Hi, we're using TBB in a fairly simple setup - just parallel_xxx stuff (no complicated heterogeneous graph-based calculations).
So basically we just need TBB to create exact number of threads equal to the number of cores, and bind them to specific cores (via cpu affinity).
In order to do this, at the application startup, I ran a parallel_for on a fake array, waiting for TBB to create as many threads as we need, and set CPU affinity in the observer (so when it comes to actual work all the threads are already set up and it doesn't spend any time creating threads during actual work).
However this method stopped working when we upgraded from 4.1 to 4.3 - TBB didn't create more than 4 threads during this initial warm-up parallel run. (Any pointer how to solve this and force TBB to create the requested number of worker threads will be much appreciated.)

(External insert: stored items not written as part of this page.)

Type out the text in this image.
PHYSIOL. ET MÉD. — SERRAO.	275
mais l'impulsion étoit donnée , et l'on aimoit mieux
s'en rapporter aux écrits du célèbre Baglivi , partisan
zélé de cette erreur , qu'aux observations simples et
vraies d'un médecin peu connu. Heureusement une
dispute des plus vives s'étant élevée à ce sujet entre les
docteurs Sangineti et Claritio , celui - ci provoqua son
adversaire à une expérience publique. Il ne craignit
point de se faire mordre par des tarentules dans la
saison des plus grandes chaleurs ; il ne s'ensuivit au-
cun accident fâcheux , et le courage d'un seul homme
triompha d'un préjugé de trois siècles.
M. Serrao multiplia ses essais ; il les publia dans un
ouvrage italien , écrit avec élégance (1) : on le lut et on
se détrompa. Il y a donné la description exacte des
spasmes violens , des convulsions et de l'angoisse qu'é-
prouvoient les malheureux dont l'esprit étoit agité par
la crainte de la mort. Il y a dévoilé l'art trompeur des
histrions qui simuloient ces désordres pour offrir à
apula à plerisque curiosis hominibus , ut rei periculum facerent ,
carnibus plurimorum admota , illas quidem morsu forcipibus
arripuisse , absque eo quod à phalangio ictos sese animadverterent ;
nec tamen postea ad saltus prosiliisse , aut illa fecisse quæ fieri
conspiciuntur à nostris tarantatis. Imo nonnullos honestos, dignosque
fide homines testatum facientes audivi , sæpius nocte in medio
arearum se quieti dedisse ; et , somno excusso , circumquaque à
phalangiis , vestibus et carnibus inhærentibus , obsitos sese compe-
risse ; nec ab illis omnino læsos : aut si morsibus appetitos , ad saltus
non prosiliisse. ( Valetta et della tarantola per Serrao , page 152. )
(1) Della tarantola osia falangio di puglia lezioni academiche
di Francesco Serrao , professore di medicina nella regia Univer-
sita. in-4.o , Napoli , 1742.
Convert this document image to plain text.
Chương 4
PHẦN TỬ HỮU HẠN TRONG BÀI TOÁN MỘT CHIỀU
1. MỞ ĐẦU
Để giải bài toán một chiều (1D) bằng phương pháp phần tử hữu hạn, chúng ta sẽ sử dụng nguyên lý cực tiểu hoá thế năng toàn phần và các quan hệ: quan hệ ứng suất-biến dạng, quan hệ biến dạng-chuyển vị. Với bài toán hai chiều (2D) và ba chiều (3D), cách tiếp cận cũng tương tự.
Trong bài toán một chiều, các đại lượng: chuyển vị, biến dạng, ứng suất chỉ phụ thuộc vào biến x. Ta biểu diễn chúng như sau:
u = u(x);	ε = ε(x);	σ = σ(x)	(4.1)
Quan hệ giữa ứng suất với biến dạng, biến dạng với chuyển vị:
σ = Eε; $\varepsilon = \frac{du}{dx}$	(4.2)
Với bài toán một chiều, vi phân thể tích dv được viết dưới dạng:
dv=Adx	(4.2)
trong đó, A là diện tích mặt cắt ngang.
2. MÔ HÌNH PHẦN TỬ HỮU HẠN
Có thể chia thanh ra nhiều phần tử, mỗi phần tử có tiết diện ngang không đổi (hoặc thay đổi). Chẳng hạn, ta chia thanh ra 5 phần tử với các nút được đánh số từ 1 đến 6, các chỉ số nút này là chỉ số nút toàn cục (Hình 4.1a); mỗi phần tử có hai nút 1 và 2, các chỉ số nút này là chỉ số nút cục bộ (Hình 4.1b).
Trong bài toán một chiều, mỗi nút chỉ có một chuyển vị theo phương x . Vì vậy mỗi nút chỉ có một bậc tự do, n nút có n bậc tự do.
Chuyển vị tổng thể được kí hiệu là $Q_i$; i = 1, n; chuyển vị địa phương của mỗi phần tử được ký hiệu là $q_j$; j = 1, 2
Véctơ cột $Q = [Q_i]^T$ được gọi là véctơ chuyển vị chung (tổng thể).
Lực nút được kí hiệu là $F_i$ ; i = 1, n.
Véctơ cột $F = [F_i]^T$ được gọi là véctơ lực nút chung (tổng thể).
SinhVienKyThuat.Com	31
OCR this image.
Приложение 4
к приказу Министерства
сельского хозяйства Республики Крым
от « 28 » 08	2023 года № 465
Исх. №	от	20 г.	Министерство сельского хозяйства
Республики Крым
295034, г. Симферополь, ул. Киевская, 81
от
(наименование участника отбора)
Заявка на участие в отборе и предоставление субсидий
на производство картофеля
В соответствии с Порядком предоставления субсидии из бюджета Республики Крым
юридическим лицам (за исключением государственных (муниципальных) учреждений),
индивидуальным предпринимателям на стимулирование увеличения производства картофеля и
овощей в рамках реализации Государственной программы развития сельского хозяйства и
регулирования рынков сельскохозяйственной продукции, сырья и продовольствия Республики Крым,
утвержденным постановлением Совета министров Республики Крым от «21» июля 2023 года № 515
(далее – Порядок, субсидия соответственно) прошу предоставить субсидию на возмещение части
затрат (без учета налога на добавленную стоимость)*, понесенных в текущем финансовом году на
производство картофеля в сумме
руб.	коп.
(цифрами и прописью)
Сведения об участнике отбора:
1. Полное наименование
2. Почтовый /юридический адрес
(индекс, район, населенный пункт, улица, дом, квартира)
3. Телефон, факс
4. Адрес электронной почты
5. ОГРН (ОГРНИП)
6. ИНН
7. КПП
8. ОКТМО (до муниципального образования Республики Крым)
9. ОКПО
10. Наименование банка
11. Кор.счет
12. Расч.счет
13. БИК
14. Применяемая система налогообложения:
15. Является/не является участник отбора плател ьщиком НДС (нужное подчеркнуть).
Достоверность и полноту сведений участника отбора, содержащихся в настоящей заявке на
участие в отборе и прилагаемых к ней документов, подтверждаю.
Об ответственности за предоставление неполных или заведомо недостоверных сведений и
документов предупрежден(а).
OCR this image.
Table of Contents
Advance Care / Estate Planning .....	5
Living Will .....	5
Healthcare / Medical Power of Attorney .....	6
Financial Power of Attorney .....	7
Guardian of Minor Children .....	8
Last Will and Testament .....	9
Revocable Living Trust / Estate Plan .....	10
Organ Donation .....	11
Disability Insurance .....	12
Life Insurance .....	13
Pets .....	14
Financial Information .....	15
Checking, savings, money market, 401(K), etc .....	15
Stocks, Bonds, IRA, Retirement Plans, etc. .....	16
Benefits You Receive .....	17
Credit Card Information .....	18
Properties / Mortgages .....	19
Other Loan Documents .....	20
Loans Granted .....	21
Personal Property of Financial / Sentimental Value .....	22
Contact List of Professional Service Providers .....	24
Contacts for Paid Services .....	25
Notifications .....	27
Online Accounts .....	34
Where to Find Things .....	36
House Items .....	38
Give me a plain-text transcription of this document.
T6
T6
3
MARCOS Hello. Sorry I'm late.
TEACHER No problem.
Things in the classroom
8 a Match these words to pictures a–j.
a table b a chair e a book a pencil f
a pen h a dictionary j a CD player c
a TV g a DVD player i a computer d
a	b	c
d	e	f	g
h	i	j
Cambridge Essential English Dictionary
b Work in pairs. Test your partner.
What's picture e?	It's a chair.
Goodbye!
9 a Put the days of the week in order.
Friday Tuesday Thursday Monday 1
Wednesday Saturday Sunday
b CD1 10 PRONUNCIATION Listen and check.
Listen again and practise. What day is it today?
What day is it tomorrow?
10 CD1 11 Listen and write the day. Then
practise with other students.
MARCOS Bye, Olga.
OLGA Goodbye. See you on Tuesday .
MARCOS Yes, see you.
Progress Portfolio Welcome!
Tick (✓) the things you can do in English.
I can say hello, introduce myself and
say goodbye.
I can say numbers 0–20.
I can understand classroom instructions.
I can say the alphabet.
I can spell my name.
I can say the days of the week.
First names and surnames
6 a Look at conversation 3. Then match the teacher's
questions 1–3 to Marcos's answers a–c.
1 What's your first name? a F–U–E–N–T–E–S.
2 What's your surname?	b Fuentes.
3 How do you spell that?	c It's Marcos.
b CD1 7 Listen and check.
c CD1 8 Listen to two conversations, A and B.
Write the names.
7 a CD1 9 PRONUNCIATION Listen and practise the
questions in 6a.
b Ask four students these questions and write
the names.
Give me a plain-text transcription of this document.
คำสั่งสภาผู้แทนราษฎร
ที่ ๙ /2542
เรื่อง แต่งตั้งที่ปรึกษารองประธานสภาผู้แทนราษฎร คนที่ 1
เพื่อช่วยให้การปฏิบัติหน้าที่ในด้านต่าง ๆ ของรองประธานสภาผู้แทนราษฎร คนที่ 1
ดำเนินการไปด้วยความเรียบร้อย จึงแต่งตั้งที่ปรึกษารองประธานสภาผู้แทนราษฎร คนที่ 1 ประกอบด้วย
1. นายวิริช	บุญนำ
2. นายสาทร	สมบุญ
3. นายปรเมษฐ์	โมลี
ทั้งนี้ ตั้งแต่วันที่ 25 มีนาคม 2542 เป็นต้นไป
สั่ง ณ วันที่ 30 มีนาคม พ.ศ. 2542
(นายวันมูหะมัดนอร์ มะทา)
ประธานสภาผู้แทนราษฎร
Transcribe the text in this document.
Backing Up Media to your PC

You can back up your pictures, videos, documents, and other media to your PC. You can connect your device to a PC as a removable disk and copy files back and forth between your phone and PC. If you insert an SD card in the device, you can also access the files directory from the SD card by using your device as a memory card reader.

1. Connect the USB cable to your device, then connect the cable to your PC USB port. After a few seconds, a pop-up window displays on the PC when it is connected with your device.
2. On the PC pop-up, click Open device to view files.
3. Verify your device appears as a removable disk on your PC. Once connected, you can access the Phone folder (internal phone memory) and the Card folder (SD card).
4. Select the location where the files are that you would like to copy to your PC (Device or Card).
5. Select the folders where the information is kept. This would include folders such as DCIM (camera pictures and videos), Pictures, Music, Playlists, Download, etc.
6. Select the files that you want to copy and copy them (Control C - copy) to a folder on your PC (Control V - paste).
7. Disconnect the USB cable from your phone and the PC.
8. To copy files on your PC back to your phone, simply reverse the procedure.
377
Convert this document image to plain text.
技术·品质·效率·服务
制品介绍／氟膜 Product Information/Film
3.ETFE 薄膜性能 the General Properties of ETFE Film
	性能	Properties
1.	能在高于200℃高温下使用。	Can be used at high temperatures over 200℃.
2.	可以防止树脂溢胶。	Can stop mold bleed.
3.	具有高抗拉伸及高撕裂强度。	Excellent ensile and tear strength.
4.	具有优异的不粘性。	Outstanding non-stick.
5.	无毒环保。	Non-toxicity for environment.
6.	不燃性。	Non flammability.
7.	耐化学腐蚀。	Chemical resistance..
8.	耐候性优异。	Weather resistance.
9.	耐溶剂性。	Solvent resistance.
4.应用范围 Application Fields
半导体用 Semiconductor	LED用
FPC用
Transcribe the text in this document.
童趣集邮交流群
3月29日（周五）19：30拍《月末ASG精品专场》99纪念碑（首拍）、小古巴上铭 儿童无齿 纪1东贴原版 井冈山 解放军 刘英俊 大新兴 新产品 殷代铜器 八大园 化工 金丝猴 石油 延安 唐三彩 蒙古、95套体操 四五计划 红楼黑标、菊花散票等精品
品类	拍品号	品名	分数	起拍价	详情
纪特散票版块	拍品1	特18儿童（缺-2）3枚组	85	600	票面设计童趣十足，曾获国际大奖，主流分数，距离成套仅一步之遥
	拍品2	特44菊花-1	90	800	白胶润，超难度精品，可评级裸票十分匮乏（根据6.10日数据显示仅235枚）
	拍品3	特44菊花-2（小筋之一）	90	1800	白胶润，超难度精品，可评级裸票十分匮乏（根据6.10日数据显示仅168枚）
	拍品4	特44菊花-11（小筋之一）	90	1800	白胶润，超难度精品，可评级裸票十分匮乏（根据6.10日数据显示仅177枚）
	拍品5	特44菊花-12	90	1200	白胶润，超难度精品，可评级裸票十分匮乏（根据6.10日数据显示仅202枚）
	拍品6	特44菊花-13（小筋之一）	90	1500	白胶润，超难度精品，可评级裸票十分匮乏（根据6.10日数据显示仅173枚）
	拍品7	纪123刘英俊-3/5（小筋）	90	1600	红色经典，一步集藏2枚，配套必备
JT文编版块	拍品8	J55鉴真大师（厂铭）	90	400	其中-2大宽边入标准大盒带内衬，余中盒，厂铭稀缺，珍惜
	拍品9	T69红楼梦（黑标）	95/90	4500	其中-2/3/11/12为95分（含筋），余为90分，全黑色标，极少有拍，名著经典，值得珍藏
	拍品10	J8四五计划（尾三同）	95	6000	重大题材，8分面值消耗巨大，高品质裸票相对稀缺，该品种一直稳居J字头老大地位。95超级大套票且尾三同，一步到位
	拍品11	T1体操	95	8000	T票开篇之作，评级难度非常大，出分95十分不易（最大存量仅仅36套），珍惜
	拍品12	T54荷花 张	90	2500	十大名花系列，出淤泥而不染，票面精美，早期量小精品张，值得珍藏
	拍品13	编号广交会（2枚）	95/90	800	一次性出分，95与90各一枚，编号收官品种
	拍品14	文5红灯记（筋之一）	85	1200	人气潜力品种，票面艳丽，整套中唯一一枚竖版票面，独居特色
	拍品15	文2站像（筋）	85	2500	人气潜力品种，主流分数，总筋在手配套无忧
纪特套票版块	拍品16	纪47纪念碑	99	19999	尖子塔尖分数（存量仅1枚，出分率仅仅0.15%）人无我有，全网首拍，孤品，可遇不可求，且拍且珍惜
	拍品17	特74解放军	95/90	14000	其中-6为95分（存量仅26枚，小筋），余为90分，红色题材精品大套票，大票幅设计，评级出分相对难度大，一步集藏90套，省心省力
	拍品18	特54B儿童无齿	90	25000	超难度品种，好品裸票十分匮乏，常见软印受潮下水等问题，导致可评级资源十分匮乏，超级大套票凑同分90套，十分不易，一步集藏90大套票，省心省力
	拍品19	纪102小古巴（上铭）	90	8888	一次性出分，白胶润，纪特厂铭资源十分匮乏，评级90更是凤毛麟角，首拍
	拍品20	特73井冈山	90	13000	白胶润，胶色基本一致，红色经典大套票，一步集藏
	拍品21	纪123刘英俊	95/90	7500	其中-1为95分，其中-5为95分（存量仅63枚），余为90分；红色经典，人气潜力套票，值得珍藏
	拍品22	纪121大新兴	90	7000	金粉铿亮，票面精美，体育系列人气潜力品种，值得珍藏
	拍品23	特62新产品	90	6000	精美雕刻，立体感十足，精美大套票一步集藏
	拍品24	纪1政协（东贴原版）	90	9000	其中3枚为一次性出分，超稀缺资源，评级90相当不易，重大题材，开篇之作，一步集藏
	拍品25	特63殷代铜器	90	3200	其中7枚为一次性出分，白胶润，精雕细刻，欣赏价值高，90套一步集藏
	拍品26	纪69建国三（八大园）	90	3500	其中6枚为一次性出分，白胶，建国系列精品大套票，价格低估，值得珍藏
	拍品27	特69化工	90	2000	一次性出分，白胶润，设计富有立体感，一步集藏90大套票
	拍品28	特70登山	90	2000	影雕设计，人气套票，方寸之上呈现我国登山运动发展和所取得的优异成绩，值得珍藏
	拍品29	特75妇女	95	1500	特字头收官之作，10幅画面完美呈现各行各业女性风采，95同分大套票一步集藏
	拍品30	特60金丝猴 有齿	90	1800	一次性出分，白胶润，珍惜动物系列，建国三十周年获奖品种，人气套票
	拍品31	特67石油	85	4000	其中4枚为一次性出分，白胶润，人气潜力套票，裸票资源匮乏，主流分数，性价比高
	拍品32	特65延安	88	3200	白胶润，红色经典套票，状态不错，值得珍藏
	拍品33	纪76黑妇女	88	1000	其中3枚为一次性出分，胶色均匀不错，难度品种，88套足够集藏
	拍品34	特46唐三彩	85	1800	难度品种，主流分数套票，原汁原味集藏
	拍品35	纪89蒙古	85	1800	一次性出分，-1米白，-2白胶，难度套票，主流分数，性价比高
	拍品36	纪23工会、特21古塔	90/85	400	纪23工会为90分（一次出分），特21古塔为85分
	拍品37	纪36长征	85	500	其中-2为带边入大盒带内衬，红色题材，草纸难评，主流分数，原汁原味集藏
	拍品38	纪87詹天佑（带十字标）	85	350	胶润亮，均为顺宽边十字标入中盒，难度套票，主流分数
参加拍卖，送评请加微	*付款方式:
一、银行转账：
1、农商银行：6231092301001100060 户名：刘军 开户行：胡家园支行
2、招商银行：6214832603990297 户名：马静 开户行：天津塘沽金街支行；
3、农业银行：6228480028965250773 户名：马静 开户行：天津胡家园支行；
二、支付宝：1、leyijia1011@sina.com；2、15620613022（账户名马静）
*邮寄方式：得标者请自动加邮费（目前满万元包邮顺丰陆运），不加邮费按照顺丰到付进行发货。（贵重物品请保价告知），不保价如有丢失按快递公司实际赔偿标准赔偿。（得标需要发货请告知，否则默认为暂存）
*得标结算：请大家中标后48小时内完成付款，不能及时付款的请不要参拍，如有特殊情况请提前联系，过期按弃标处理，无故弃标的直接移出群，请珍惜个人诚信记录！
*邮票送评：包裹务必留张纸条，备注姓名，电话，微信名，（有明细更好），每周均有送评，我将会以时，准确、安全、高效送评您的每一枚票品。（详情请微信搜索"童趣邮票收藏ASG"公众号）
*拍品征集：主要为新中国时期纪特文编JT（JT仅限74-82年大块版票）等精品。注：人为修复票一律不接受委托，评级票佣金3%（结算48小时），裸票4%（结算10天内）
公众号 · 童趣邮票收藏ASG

But that wasn't the biggest problem. The biggest problem happened when TBB started creating more worker threads than requested in tbb_init (and even more than the number of cores we actually had). That was the disaster as with such setup (I understand the excuse for this is that TBB will not _run_ at the same time more threads than requested so I kinda shouldn't worry about too many threads created) binding threads to cores doesn't make any sense anymore as there is no way to know which threads will actually run on specific parallel_xxx call. There is just no meaningful way to bind threads to cores and guarantee equal core load - even if I bind them cyclically I may end up with some core running several threads and other cores running none.
So, the question is - how to force TBB to start exactly N number of worker threads bound to specific cores (by observer) and no more? Better on startup, not on actual workload.
P.S. Currently I've rolled back from 4.3 to 4.1.